Mr Ian Rogers receives the South African Chemical Institute (SACI) award
As a SACI Post-Graduate Awardee, Mr Rogers was nominated as a young innovative chemist and is the University of Cape Town recipient.
The recipients of the award should be considered as being “young innovative chemists”. The characteristics of such a person are: Innovation, Independence, Enterprise. This award is made to students engaged in research towards an MSc or PhD degree at a University, or a MTech or DTech degree at a University of Technology. The number of medals awarded shall not exceed five per annum, and the awards are limited to one per institution.

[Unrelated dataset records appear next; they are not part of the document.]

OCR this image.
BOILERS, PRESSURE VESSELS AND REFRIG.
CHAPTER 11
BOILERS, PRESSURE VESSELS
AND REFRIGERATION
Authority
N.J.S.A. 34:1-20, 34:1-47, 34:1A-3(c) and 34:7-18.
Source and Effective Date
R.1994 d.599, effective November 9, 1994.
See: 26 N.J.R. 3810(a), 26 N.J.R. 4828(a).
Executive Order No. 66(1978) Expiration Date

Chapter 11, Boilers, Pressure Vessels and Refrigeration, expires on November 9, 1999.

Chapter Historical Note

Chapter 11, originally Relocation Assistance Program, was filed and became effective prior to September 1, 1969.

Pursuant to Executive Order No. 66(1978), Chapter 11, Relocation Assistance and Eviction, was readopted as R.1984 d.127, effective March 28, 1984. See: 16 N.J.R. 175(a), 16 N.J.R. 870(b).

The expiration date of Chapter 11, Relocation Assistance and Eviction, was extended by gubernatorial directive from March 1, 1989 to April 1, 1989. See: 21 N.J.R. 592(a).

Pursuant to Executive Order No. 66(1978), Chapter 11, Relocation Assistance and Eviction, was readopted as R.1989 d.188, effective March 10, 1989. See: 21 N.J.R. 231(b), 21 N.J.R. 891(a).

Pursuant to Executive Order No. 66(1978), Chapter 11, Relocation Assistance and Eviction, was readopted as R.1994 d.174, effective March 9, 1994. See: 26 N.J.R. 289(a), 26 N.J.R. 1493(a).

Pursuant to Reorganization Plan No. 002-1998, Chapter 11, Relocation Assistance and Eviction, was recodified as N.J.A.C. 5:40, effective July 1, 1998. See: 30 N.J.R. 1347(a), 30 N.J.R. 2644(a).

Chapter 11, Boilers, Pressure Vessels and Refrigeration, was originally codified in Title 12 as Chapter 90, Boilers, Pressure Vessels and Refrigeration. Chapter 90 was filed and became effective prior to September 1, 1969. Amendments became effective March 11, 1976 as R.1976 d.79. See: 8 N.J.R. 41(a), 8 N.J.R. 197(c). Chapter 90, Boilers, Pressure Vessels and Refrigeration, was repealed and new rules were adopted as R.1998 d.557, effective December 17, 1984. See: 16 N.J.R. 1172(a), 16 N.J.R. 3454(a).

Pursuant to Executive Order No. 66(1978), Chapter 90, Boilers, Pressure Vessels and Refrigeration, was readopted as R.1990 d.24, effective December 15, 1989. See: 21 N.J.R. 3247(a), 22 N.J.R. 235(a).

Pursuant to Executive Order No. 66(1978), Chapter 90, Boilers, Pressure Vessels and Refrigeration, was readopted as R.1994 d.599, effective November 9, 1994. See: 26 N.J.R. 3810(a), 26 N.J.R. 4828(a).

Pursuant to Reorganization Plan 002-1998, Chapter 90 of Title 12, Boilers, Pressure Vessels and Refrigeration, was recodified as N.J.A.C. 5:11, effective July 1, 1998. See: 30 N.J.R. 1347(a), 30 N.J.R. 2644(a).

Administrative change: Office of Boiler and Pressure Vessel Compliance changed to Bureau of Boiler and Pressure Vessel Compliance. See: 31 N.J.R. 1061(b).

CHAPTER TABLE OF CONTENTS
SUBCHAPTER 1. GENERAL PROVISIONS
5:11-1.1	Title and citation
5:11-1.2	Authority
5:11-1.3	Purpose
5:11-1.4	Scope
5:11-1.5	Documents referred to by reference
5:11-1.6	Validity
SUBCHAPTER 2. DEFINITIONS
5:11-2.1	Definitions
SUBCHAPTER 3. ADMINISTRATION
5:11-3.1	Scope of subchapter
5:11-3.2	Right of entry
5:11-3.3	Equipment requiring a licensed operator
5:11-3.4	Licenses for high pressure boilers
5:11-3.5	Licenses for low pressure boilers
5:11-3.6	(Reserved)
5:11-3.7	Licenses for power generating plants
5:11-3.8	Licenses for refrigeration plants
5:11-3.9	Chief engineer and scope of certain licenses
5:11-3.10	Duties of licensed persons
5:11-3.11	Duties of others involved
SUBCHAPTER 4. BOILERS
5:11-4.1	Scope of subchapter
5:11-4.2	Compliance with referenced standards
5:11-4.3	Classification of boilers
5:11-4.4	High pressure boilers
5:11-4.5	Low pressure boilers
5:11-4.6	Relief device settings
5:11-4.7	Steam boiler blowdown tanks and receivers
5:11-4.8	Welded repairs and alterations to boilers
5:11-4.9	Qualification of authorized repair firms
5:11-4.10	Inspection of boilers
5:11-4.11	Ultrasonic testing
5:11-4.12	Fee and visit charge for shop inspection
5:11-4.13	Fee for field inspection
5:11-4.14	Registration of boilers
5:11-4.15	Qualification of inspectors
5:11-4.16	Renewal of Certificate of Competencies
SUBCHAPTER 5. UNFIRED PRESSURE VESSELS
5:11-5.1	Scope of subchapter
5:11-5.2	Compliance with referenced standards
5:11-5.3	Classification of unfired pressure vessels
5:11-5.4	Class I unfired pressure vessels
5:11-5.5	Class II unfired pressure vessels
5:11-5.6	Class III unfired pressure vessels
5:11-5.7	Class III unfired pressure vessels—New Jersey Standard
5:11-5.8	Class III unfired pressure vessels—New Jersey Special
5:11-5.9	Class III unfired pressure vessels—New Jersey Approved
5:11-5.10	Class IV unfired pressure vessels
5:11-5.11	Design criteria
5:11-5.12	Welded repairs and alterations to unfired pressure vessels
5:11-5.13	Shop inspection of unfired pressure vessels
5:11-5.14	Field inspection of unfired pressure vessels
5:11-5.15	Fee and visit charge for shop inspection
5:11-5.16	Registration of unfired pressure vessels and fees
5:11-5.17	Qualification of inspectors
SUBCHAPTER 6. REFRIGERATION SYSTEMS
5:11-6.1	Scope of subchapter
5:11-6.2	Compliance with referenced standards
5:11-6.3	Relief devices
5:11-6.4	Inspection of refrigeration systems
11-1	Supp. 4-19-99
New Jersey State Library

Ian Roger's PhD Thesis Title is Measuring the effects of reaction coordinate and electronic treatments in the QM/MM reaction dynamics of Trypanosoma cruzi trans-Sialidase.
Ian Rogers has BSc, BSc (Hons) and MSc degrees from the University of Cape Town. His majors in Chemistry and Biochemistry sparked his interest in applying scientific computing methods to problems at the interface of chemical reactivity and biology.
Ian Rogers’ thesis investigates the predictive value as well as the limits of the state-of-the-art computational methods possible in enzymology. The specific focus of his thesis is computational reaction dynamics methods (FEARCF) developed in the laboratory of Professor Kevin Naidoo. He achieves this through a systematic exploration of the enzymatic mechanism of Trypanosoma cruzi trans-sialidase. The enzyme’s catalytic reaction mechanisms are assessed within the framework of transition state theory, the discovery of transition state structures, and the description of drivers of selectivity. A detailed analyses of multidimensional free energy reaction profiles and the underpinning sampling has been performed on a complex enzyme system. This resulted in a novel chemical insight into the catalytic mechanism and the reaction selectivity of the glycosyltransferase. Ian makes a valuable technical innovation by the parallelization of FEARCF ab initio quantum reaction dynamics calculations. In so doing this work has facilitated the accurate computations of enzyme reactions.